Q&A: McKesson and Cerner execs discuss CommonWell Health Alliance
Hammergren: I think winning is going to be on the same dimensions that we've always won or lost, in the application space, at least from our perspective. To think that you can win by having a data strategy that is not ubiquitous, and not "everyone in" is, from my perspective, shortsighted. We provide technology to retail pharmacies and health plans ... everybody and their brother. All of those people will be better off if we can move information between them. That's not what we've done as an industry. I don't think we as a company – or any company – would ever have a complete data set on a patient. So this is not something that strategy officers in the IT industry sit back and say to their CEOs, "We should not do this, and here are the following competitive reasons why. There may be some people who make money on the movement of data, who say, "This is also moving data, and so it's competing with me." But it won't be the typical application vendors that will have that point of view.

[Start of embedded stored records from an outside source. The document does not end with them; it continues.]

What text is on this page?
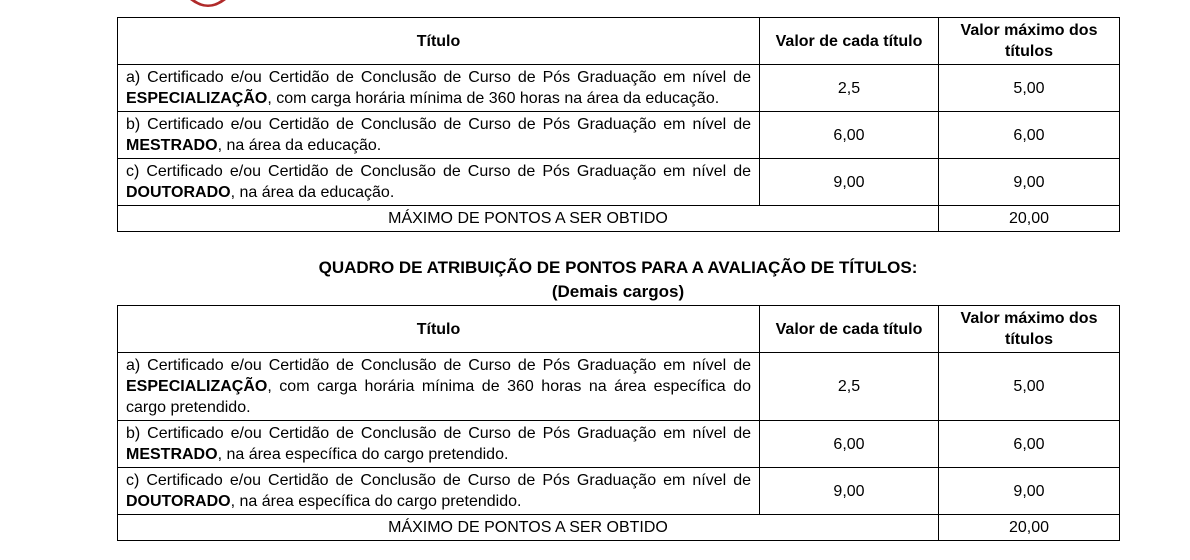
Título	Valor de cada título	Valor máximo dos títulos
a) Certificado e/ou Certidão de Conclusão de Curso de Pós Graduação em nível de ESPECIALIZAÇÃO, com carga horária mínima de 360 horas na área da educação.	2,5	5,00
b) Certificado e/ou Certidão de Conclusão de Curso de Pós Graduação em nível de MESTRADO, na área da educação.	6,00	6,00
c) Certificado e/ou Certidão de Conclusão de Curso de Pós Graduação em nível de DOUTORADO, na área da educação.	9,00	9,00
MÁXIMO DE PONTOS A SER OBTIDO		20,00
QUADRO DE ATRIBUIÇÃO DE PONTOS PARA A AVALIAÇÃO DE TÍTULOS:
(Demais cargos)
Título	Valor de cada título	Valor máximo dos títulos
a) Certificado e/ou Certidão de Conclusão de Curso de Pós Graduação em nível de ESPECIALIZAÇÃO, com carga horária mínima de 360 horas na área específica do cargo pretendido.	2,5	5,00
b) Certificado e/ou Certidão de Conclusão de Curso de Pós Graduação em nível de MESTRADO, na área específica do cargo pretendido.	6,00	6,00
c) Certificado e/ou Certidão de Conclusão de Curso de Pós Graduação em nível de DOUTORADO, na área específica do cargo pretendido.	9,00	9,00
MÁXIMO DE PONTOS A SER OBTIDO		20,00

McCallie: The other thing is that the market has really changed around where this data needs to go. A lot of it is because of Obamacare and the focus on accountable care organizations. When IDNs were trying to consolidate all the information within the walls of the IDN, there wasn't really a push for interoperability at this kind of scale. But nobody can survive if that's all they do now. Because they don't have enough people. All of a sudden, every conversation starts with, "We gotta have the data." We wanna get the plumbing discussion off the table so we can talk about the applications.
Hammergren: And the analytics tools and the population health tools. Even the more sophisticated systems that have had this closed environment kind of view are beginning to recognize when they take risks, "Oh, that patient is in Florida two months out of the year, and I don't have that data in the Mayo Clinic system." And if they don't get it, they have a real problem.